Even without changing stretch, even without saving, I can reproduce a similar issue:
1) load the score
2) make just about any edit - even changing the title
Result: measure 4 jumps up to the first system
So even with the score as is, MuseScore is having a hard time deciding about that measure. In the [past we've seen issues like this occur when there were courtesy key signatures involved, also a few other special cases like that. The only thing that looks suspicious to me here is the use of hide empty staves and the staff names that appear on the second system. Simply deleting the visible staff names didn't fix the problem, but turn off hide empty staves and deleting all the staff names did.

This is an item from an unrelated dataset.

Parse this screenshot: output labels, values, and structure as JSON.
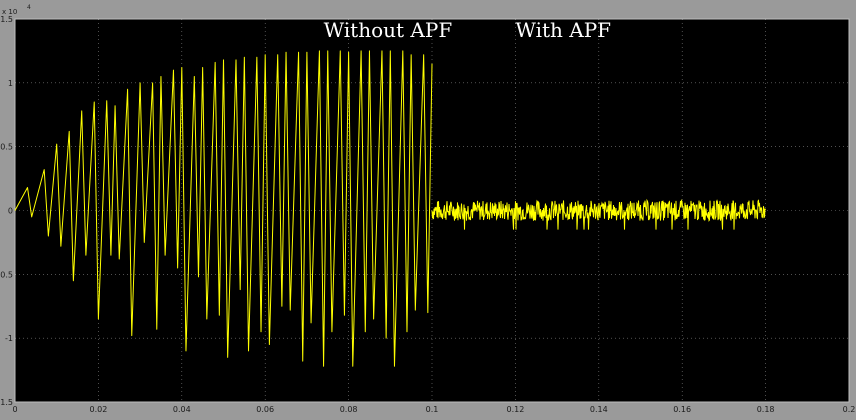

So that's my guess right now: the problem has to do with the staff names on the hidden staves that are sometimes being included in the layout calculations, sometimes not. And I can work around the problem by deleting the "long instrument name" from each of those staves (they aren't shown anyhow, so no harm there).
The good news is, if I'm right about all this, it might an easier fix than some of the other similar "layout jump" issues we've seen. I'll look into it further.